Otolaryngologists (ear, nose, and throat doctors) and audiologists (individuals trained in hearing measurement and rehabilitation) are the medical professionals most likely to evaluate a person for hearing loss. The first step is to examine the ear to rule out such simple causes as cerumen (wax) or foreign bodies in the ear canal, perforations of the drum, or fluid in the middle ear. Then the specialist performs an audiogram, testing hearing at various frequencies, evaluating the function of the middle and inner ear, and testing the ability to hear single-syllable words (speech discrimination).

In addition to hearing tests, blood tests and imaging such as computed tomography (CT) or magnetic resonance imaging (MRI) may be useful in diagnosing a specific cause of hearing loss. As discussed earlier, surgery can fix some problems that cause hearing loss. Changing medication may remedy others. Many infections and immune diseases can be slowed, stopped, or even reversed. In other cases, however, a person must learn to live with less hearing and, in some cases, the prospect that the problem will become progressively worse. Most patients with sensorineural hearing loss benefit to some degree from conventional hearing aids, which work by amplifying sounds. Physicians can also provide referrals to services that help the hearing-impaired.
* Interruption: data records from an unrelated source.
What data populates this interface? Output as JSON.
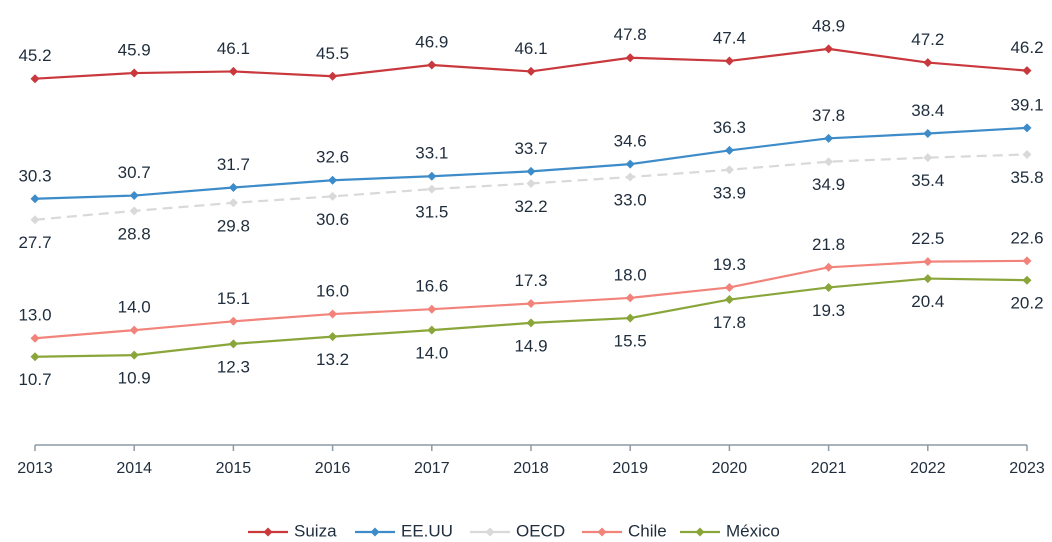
{
  "chart_data": {
    "type": "line",
    "categories": [
      "2013",
      "2014",
      "2015",
      "2016",
      "2017",
      "2018",
      "2019",
      "2020",
      "2021",
      "2022",
      "2023"
    ],
    "ylim": [
      0,
      50
    ],
    "series": [
      {
        "name": "Suiza",
        "color": "#c8383c",
        "values": [
          45.2,
          45.9,
          46.1,
          45.5,
          46.9,
          46.1,
          47.8,
          47.4,
          48.9,
          47.2,
          46.2
        ],
        "value_labels": [
          "45.2",
          "45.9",
          "46.1",
          "45.5",
          "46.9",
          "46.1",
          "47.8",
          "47.4",
          "48.9",
          "47.2",
          "46.2"
        ]
      },
      {
        "name": "EE.UU",
        "color": "#3d8cc9",
        "values": [
          30.3,
          30.7,
          31.7,
          32.6,
          33.1,
          33.7,
          34.6,
          36.3,
          37.8,
          38.4,
          39.1
        ],
        "value_labels": [
          "30.3",
          "30.7",
          "31.7",
          "32.6",
          "33.1",
          "33.7",
          "34.6",
          "36.3",
          "37.8",
          "38.4",
          "39.1"
        ]
      },
      {
        "name": "OECD",
        "color": "#d9d9d9",
        "values": [
          27.7,
          28.8,
          29.8,
          30.6,
          31.5,
          32.2,
          33.0,
          33.9,
          34.9,
          35.4,
          35.8
        ],
        "value_labels": [
          "27.7",
          "28.8",
          "29.8",
          "30.6",
          "31.5",
          "32.2",
          "33.0",
          "33.9",
          "34.9",
          "35.4",
          "35.8"
        ]
      },
      {
        "name": "Chile",
        "color": "#f2837a",
        "values": [
          13.0,
          14.0,
          15.1,
          16.0,
          16.6,
          17.3,
          18.0,
          19.3,
          21.8,
          22.5,
          22.6
        ],
        "value_labels": [
          "13.0",
          "14.0",
          "15.1",
          "16.0",
          "16.6",
          "17.3",
          "18.0",
          "19.3",
          "21.8",
          "22.5",
          "22.6"
        ]
      },
      {
        "name": "México",
        "color": "#8aa63a",
        "values": [
          10.7,
          10.9,
          12.3,
          13.2,
          14.0,
          14.9,
          15.5,
          17.8,
          19.3,
          20.4,
          20.2
        ],
        "value_labels": [
          "10.7",
          "10.9",
          "12.3",
          "13.2",
          "14.0",
          "14.9",
          "15.5",
          "17.8",
          "19.3",
          "20.4",
          "20.2"
        ]
      }
    ]
  }
}
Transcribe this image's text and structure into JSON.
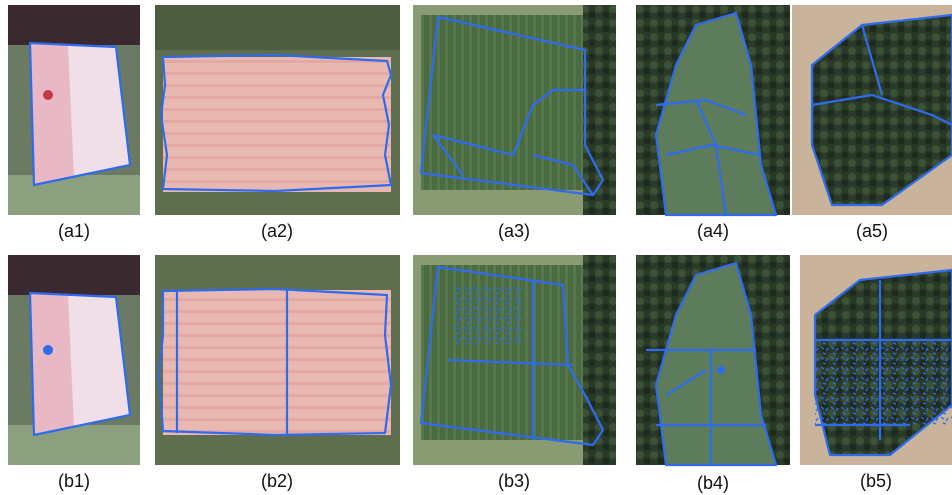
{
  "labels": {
    "a": [
      "(a1)",
      "(a2)",
      "(a3)",
      "(a4)",
      "(a5)"
    ],
    "b": [
      "(b1)",
      "(b2)",
      "(b3)",
      "(b4)",
      "(b5)"
    ]
  }
}
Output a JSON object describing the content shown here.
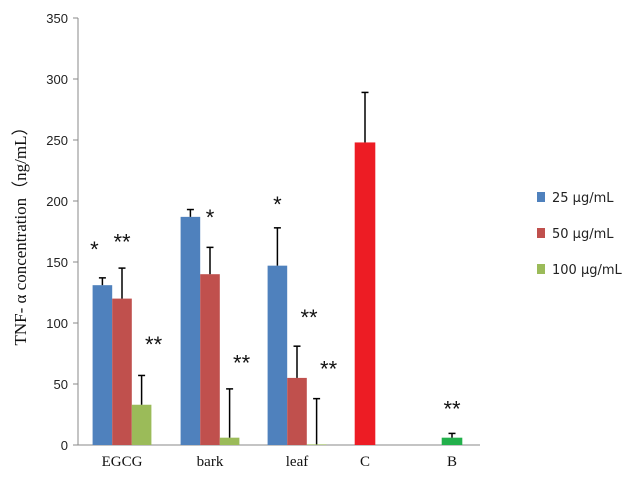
{
  "chart_data": {
    "type": "bar",
    "title": "",
    "xlabel": "",
    "ylabel": "TNF- α concentration（ng/mL）",
    "ylim": [
      0,
      350
    ],
    "yticks": [
      0,
      50,
      100,
      150,
      200,
      250,
      300,
      350
    ],
    "grid": false,
    "legend_position": "right",
    "categories": [
      "EGCG",
      "bark",
      "leaf",
      "C",
      "B"
    ],
    "series": [
      {
        "name": "25 μg/mL",
        "color": "#4f81bd",
        "values": [
          131,
          187,
          147,
          null,
          null
        ],
        "errors_upper": [
          137,
          193,
          178,
          null,
          null
        ]
      },
      {
        "name": "50 μg/mL",
        "color": "#c0504d",
        "values": [
          120,
          140,
          55,
          null,
          null
        ],
        "errors_upper": [
          145,
          162,
          81,
          null,
          null
        ]
      },
      {
        "name": "100 μg/mL",
        "color": "#9bbb59",
        "values": [
          33,
          6,
          0.5,
          null,
          null
        ],
        "errors_upper": [
          57,
          46,
          38,
          null,
          null
        ]
      }
    ],
    "controls": [
      {
        "category": "C",
        "value": 248,
        "error_upper": 289,
        "color": "#ed1c24"
      },
      {
        "category": "B",
        "value": 6,
        "error_upper": 9.5,
        "color": "#22b04b"
      }
    ],
    "annotations": [
      {
        "text": "*",
        "category": "EGCG",
        "series": 0,
        "y": 164
      },
      {
        "text": "**",
        "category": "EGCG",
        "series": 1,
        "y": 170
      },
      {
        "text": "**",
        "category": "EGCG",
        "series": 2,
        "y": 86
      },
      {
        "text": "*",
        "category": "bark",
        "series": 1,
        "y": 190
      },
      {
        "text": "**",
        "category": "bark",
        "series": 2,
        "y": 71
      },
      {
        "text": "*",
        "category": "leaf",
        "series": 0,
        "y": 201
      },
      {
        "text": "**",
        "category": "leaf",
        "series": 1,
        "y": 108
      },
      {
        "text": "**",
        "category": "leaf",
        "series": 2,
        "y": 66
      },
      {
        "text": "**",
        "category": "B",
        "series": null,
        "y": 33
      }
    ]
  }
}
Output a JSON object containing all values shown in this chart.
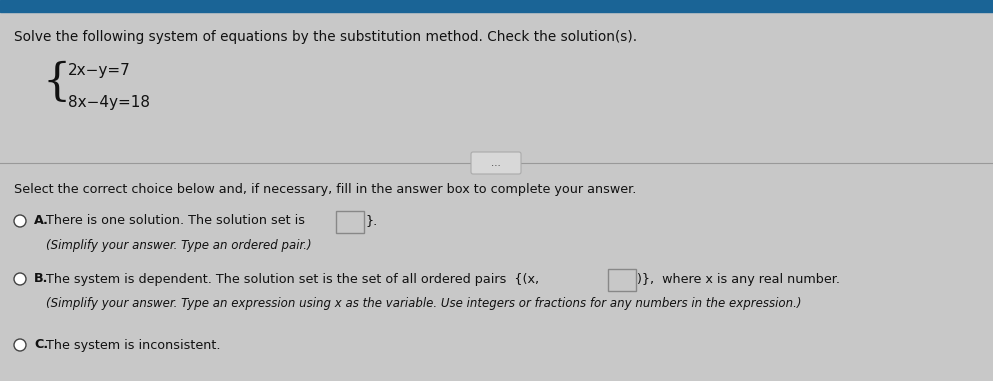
{
  "bg_color": "#c8c8c8",
  "top_bar_color": "#1a6496",
  "panel_color": "#dcdcdc",
  "title_text": "Solve the following system of equations by the substitution method. Check the solution(s).",
  "eq1": "2x−y=7",
  "eq2": "8x−4y=18",
  "select_text": "Select the correct choice below and, if necessary, fill in the answer box to complete your answer.",
  "optA_main": "There is one solution. The solution set is ",
  "optA_sub": "(Simplify your answer. Type an ordered pair.)",
  "optB_main1": "The system is dependent. The solution set is the set of all ordered pairs  {(x,",
  "optB_main2": ")},  where x is any real number.",
  "optB_sub": "(Simplify your answer. Type an expression using x as the variable. Use integers or fractions for any numbers in the expression.)",
  "optC_main": "The system is inconsistent.",
  "font_size_title": 9.8,
  "font_size_body": 9.2,
  "font_size_eq": 11.0,
  "font_size_sub": 8.5,
  "text_color": "#111111",
  "bold_color": "#000000",
  "circle_color": "#444444",
  "box_edge_color": "#888888",
  "box_face_color": "#c8c8c8",
  "line_color": "#999999",
  "btn_color": "#d8d8d8",
  "btn_edge": "#aaaaaa"
}
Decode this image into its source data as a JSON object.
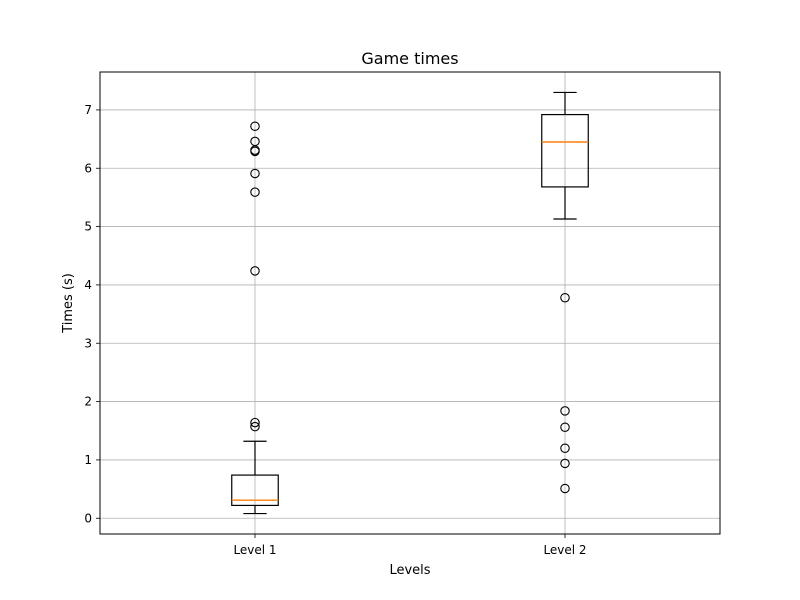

Patients with profound sensorineural loss may regain some measure of hearing by using cochlear implants, which bypass the damaged inner ear. In essence, these tiny devices behave like the inner ear, converting mechanical energy into electrical impulses transmitted to the auditory nerve. They are not yet as sensitive to subtle differences among sounds as the army of 15,000 hair cells—they do not restore a person’s hearing. However, they can help some people hear enough to converse in speech without lipreading, and many others to do so while relying on both sound and lipreading.

 Since as much as 50 percent of progressive hearing loss may have a genetic basis, we will benefit greatly in the future from better understanding the genetic causes of and predispositions to hearing loss. We will be better able to diagnose individual cases and to predict hearing loss, and even to prevent or reverse loss by correcting genetic errors.